VIANO COLUMN: Running with the boys
Listen, this isn’t meant to put undue pressure on a high school student, but Annie Hill’s almost assuredly going to win her third straight Class AA state cross country championship on Saturday at Rebecca Farm.
Hill, the sensational Glacier junior, is so fast that the drama during this cross country season has been less about whether she’s going to win and more about what the clock’s going to say when she hits the finish line.
She is the fastest runner in the state, one of the dozen or so fastest distance runners in the country and owns the all-class state meet three-mile record (16:30.7), set last year. As a sophomore.
And yes, I know she finished 12th at the Mountain West Invitational on Oct. 1, but she led that race in the early stages and her coach, Jacob Dietz, chalked her late fade up to “some poor pre-race decisions in terms of nutrition.”
She’s won every race she’s entered other than that one, including three straight since the Mountain West.
Hill’s closest competitor on Saturday will be Billings Senior’s Tiahna Vladic, a nationally-ranked runner in her own right, but Vladic’s best times all year have hovered around 17 minutes. A healthy and properly fueled Hill should cross the finish line right around, if not under, her state record time, and the rest of her competitors, Vladic included, won’t be anywhere in her sight.
That’s not normally the case at practice, though, because since the very start of her prep career, Hill’s been surrounded by runners more her speed.
“I’ve been running with the guys pretty much since I started running,” Hill said. “I did a lot of running with my older brother (Noah). For most of the workouts and the longer runs (in training) I tend to run with the boys. They push me and make me go faster and make me better.”
And there’s the rub.
Elite runners, heck, even anyone who’s ever run a 5k on the weekend, knows the difference between racing your watch and actually racing another human being.
“Like being chased by a bear or running on a treadmill by yourself,” Dietz offered as a comparison. “That competitive reflex is the same thing as our primal instinct. You get into primal mode.”
Hill agrees.
“It’s tougher to push yourself out of your comfort zone without somebody pushing you to,” she said. “When I’m running scared I run faster — not exactly scared, but if there’s somebody close behind me I know they can catch up. They can take my time from not just good to a great race. It’s a lot harder by myself.”
Saturday, Hill will line up with the fastest girls in the state alongside her and will try and run as fast as she possibly can, taking her body to its physical limit.
But both Dietz and Hill agree that if the state’s fastest boys were lined up next to the ultra-competitive Hill, those limits could be stretched even further.
“Undoubtedly,” Dietz answered when asked if Hill’s time would be better racing the boys.
“She would be in the middle of the group and all of a sudden you have those people around you that would push you around every corner. Not that Annie doesn’t do that, but there’s just a little bit more.”

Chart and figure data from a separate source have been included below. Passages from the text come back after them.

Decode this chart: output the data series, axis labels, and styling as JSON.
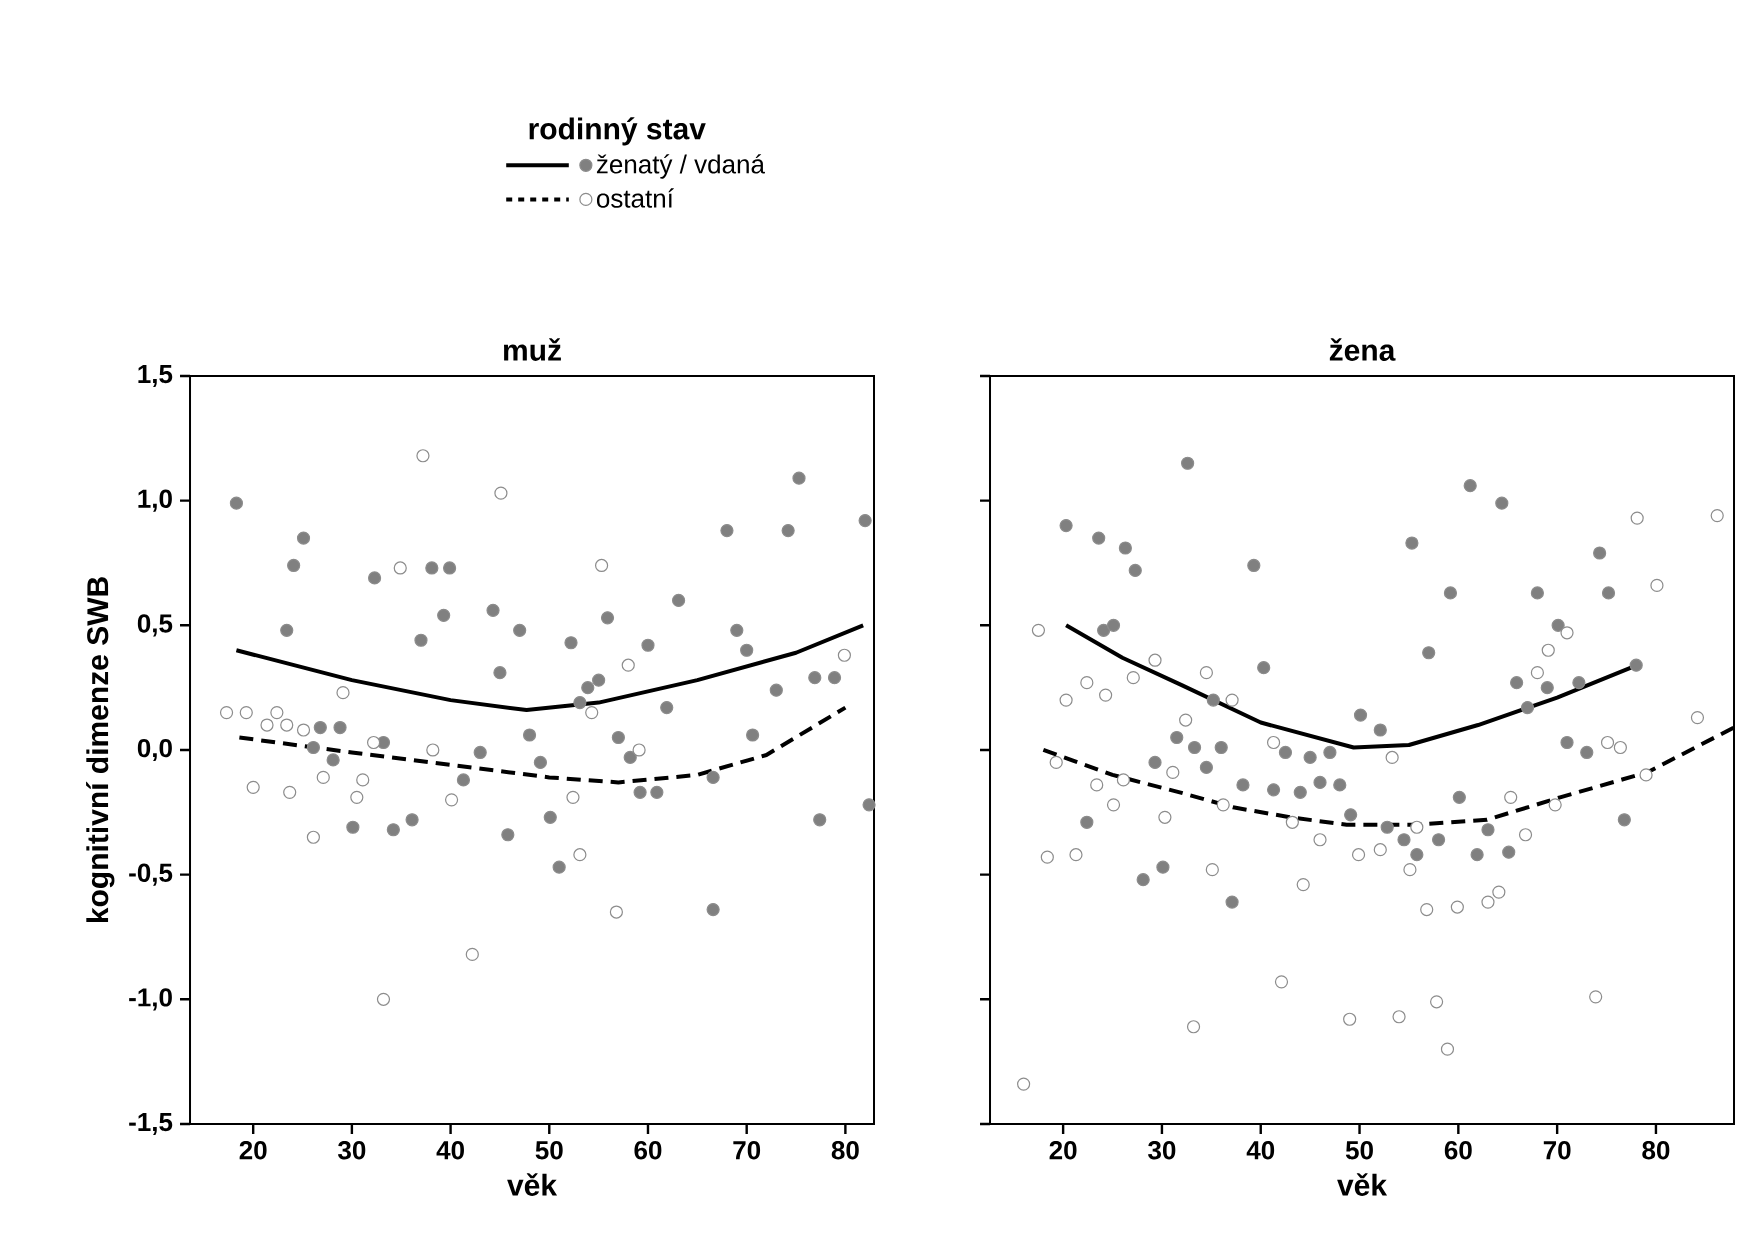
{
  "chart_data": [
    {
      "type": "scatter",
      "title": "muž",
      "xlabel": "věk",
      "ylabel": "kognitivní dimenze SWB",
      "legend_title": "rodinný stav",
      "legend": "top",
      "xlim": [
        13.6,
        82.9
      ],
      "ylim": [
        -1.5,
        1.5
      ],
      "xticks": [
        20,
        30,
        40,
        50,
        60,
        70,
        80
      ],
      "yticks": [
        {
          "value": -1.5,
          "label": "-1,5"
        },
        {
          "value": -1.0,
          "label": "-1,0"
        },
        {
          "value": -0.5,
          "label": "-0,5"
        },
        {
          "value": 0.0,
          "label": "0,0"
        },
        {
          "value": 0.5,
          "label": "0,5"
        },
        {
          "value": 1.0,
          "label": "1,0"
        },
        {
          "value": 1.5,
          "label": "1,5"
        }
      ],
      "series": [
        {
          "name": "ženatý / vdaná",
          "type": "scatter",
          "marker": "circle",
          "color": "#808080",
          "x": [
            18.3,
            25.1,
            24.1,
            32.3,
            38.1,
            39.9,
            39.3,
            23.4,
            37.0,
            44.3,
            47.0,
            52.2,
            55.9,
            63.1,
            60.0,
            68.0,
            74.2,
            75.3,
            82.0,
            69.0,
            70.0,
            45.0,
            55.0,
            53.9,
            53.1,
            61.9,
            73.0,
            76.9,
            78.9,
            26.8,
            28.8,
            26.1,
            28.1,
            33.2,
            43.0,
            41.3,
            48.0,
            49.1,
            57.0,
            58.2,
            59.2,
            60.9,
            70.6,
            66.6,
            82.4,
            30.1,
            34.2,
            36.1,
            45.8,
            50.1,
            51.0,
            66.6,
            77.4
          ],
          "values": [
            0.99,
            0.85,
            0.74,
            0.69,
            0.73,
            0.73,
            0.54,
            0.48,
            0.44,
            0.56,
            0.48,
            0.43,
            0.53,
            0.6,
            0.42,
            0.88,
            0.88,
            1.09,
            0.92,
            0.48,
            0.4,
            0.31,
            0.28,
            0.25,
            0.19,
            0.17,
            0.24,
            0.29,
            0.29,
            0.09,
            0.09,
            0.01,
            -0.04,
            0.03,
            -0.01,
            -0.12,
            0.06,
            -0.05,
            0.05,
            -0.03,
            -0.17,
            -0.17,
            0.06,
            -0.11,
            -0.22,
            -0.31,
            -0.32,
            -0.28,
            -0.34,
            -0.27,
            -0.47,
            -0.64,
            -0.28
          ]
        },
        {
          "name": "ostatní",
          "type": "scatter",
          "marker": "circle",
          "color": "#ffffff",
          "x": [
            37.2,
            45.1,
            34.9,
            55.3,
            58.0,
            79.9,
            29.1,
            17.3,
            19.3,
            22.4,
            21.4,
            23.4,
            25.1,
            38.2,
            32.2,
            54.3,
            59.1,
            20.0,
            23.7,
            27.1,
            31.1,
            30.5,
            40.1,
            52.4,
            26.1,
            53.1,
            56.8,
            42.2,
            33.2
          ],
          "values": [
            1.18,
            1.03,
            0.73,
            0.74,
            0.34,
            0.38,
            0.23,
            0.15,
            0.15,
            0.15,
            0.1,
            0.1,
            0.08,
            0.0,
            0.03,
            0.15,
            0.0,
            -0.15,
            -0.17,
            -0.11,
            -0.12,
            -0.19,
            -0.2,
            -0.19,
            -0.35,
            -0.42,
            -0.65,
            -0.82,
            -1.0
          ]
        },
        {
          "type": "line",
          "line_style": "solid",
          "marker": "none",
          "color": "#000000",
          "x": [
            18.3,
            30,
            40,
            47.7,
            55,
            65,
            75,
            81.8
          ],
          "values": [
            0.4,
            0.28,
            0.2,
            0.16,
            0.19,
            0.28,
            0.39,
            0.5
          ]
        },
        {
          "type": "line",
          "line_style": "dashed",
          "marker": "none",
          "color": "#000000",
          "x": [
            18.6,
            30,
            40,
            50,
            57,
            65,
            72,
            80
          ],
          "values": [
            0.05,
            -0.01,
            -0.06,
            -0.11,
            -0.13,
            -0.1,
            -0.02,
            0.17
          ]
        }
      ]
    },
    {
      "type": "scatter",
      "title": "žena",
      "xlabel": "věk",
      "tick_labels": "x",
      "xlim": [
        12.6,
        87.9
      ],
      "ylim": [
        -1.5,
        1.5
      ],
      "xticks": [
        20,
        30,
        40,
        50,
        60,
        70,
        80
      ],
      "yticks": [
        {
          "value": -1.5,
          "label": null
        },
        {
          "value": -1.0,
          "label": null
        },
        {
          "value": -0.5,
          "label": null
        },
        {
          "value": 0.0,
          "label": null
        },
        {
          "value": 0.5,
          "label": null
        },
        {
          "value": 1.0,
          "label": null
        },
        {
          "value": 1.5,
          "label": null
        }
      ],
      "series": [
        {
          "type": "scatter",
          "marker": "circle",
          "color": "#808080",
          "x": [
            32.6,
            61.2,
            64.4,
            20.3,
            23.6,
            26.3,
            27.3,
            39.3,
            55.3,
            59.2,
            74.3,
            68.0,
            75.2,
            70.1,
            24.1,
            25.1,
            57.0,
            40.3,
            78.0,
            65.9,
            69.0,
            72.2,
            67.0,
            35.2,
            50.1,
            52.1,
            31.5,
            33.3,
            36.0,
            42.5,
            45.0,
            47.0,
            71.0,
            73.0,
            29.3,
            34.5,
            38.2,
            41.3,
            44.0,
            46.0,
            48.0,
            60.1,
            49.1,
            22.4,
            28.1,
            30.1,
            37.1,
            52.8,
            54.5,
            55.8,
            58.0,
            61.9,
            63.0,
            65.1,
            76.8
          ],
          "values": [
            1.15,
            1.06,
            0.99,
            0.9,
            0.85,
            0.81,
            0.72,
            0.74,
            0.83,
            0.63,
            0.79,
            0.63,
            0.63,
            0.5,
            0.48,
            0.5,
            0.39,
            0.33,
            0.34,
            0.27,
            0.25,
            0.27,
            0.17,
            0.2,
            0.14,
            0.08,
            0.05,
            0.01,
            0.01,
            -0.01,
            -0.03,
            -0.01,
            0.03,
            -0.01,
            -0.05,
            -0.07,
            -0.14,
            -0.16,
            -0.17,
            -0.13,
            -0.14,
            -0.19,
            -0.26,
            -0.29,
            -0.52,
            -0.47,
            -0.61,
            -0.31,
            -0.36,
            -0.42,
            -0.36,
            -0.42,
            -0.32,
            -0.41,
            -0.28
          ]
        },
        {
          "type": "scatter",
          "marker": "circle",
          "color": "#ffffff",
          "x": [
            17.5,
            86.2,
            78.1,
            80.1,
            71.0,
            69.1,
            68.0,
            29.3,
            34.5,
            22.4,
            20.3,
            24.3,
            27.1,
            37.1,
            32.4,
            84.2,
            75.1,
            76.4,
            53.3,
            19.3,
            23.4,
            26.1,
            31.1,
            65.3,
            79.0,
            41.3,
            25.1,
            30.3,
            18.4,
            21.3,
            35.1,
            36.2,
            43.2,
            46.0,
            44.3,
            49.9,
            52.1,
            55.1,
            55.8,
            56.8,
            59.9,
            63.0,
            64.1,
            66.8,
            69.8,
            42.1,
            33.2,
            49.0,
            54.0,
            57.8,
            58.9,
            73.9,
            16.0
          ],
          "values": [
            0.48,
            0.94,
            0.93,
            0.66,
            0.47,
            0.4,
            0.31,
            0.36,
            0.31,
            0.27,
            0.2,
            0.22,
            0.29,
            0.2,
            0.12,
            0.13,
            0.03,
            0.01,
            -0.03,
            -0.05,
            -0.14,
            -0.12,
            -0.09,
            -0.19,
            -0.1,
            0.03,
            -0.22,
            -0.27,
            -0.43,
            -0.42,
            -0.48,
            -0.22,
            -0.29,
            -0.36,
            -0.54,
            -0.42,
            -0.4,
            -0.48,
            -0.31,
            -0.64,
            -0.63,
            -0.61,
            -0.57,
            -0.34,
            -0.22,
            -0.93,
            -1.11,
            -1.08,
            -1.07,
            -1.01,
            -1.2,
            -0.99,
            -1.34
          ]
        },
        {
          "type": "line",
          "line_style": "solid",
          "marker": "none",
          "color": "#000000",
          "x": [
            20.3,
            26,
            32,
            40,
            49.4,
            55,
            62,
            70,
            78.1
          ],
          "values": [
            0.5,
            0.37,
            0.26,
            0.11,
            0.01,
            0.02,
            0.1,
            0.21,
            0.34
          ]
        },
        {
          "type": "line",
          "line_style": "dashed",
          "marker": "none",
          "color": "#000000",
          "x": [
            18.0,
            25,
            31.8,
            37.2,
            43,
            48.7,
            55.5,
            62.9,
            70.3,
            79.1,
            87.9
          ],
          "values": [
            0.0,
            -0.1,
            -0.17,
            -0.23,
            -0.27,
            -0.3,
            -0.3,
            -0.28,
            -0.19,
            -0.09,
            0.09
          ]
        }
      ]
    }
  ]
}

“I think I would (run faster),” Hill answered. “It’s hard to say. I really want to push myself to be where I want to be by myself, but having somebody right next to me would help.”
So the next question, of course, is why doesn’t Hill race the boys?
The short answer is that it creates a type of slippery slope. If, as agreed, she would run a faster time racing boys, how many girls would be allowed to switch into the boys field?
Assuming they all would run theoretically faster times against faster competition, how would the times — and finishing positions — of girls running with boys be factored into team scoring?
The other concern is that it creates less of a race and more of a time trial, erasing the clean optics of a bunch of people on a course, with the first person crossing the finish line anointed the winner.
Still, Hill and her coach have kicked around the idea of racing against the opposite sex.
“I would love to be able to run with the boys (in competitions),” Hill said.
“I think that I could be a lot better if I was racing with them. Not only because I would have somebody pushing me but because I’m competitive, especially with the (Glacier) boys. Even if I don’t say it out loud, a lot of things are in my head and if I can be ahead of them it makes me feel better.”
For now, though, Hill will have to settle for racing her watch. As she chases history — again — on Saturday, the question of just how fast the fastest female in the state can go remains a tantalizingly difficult one to answer.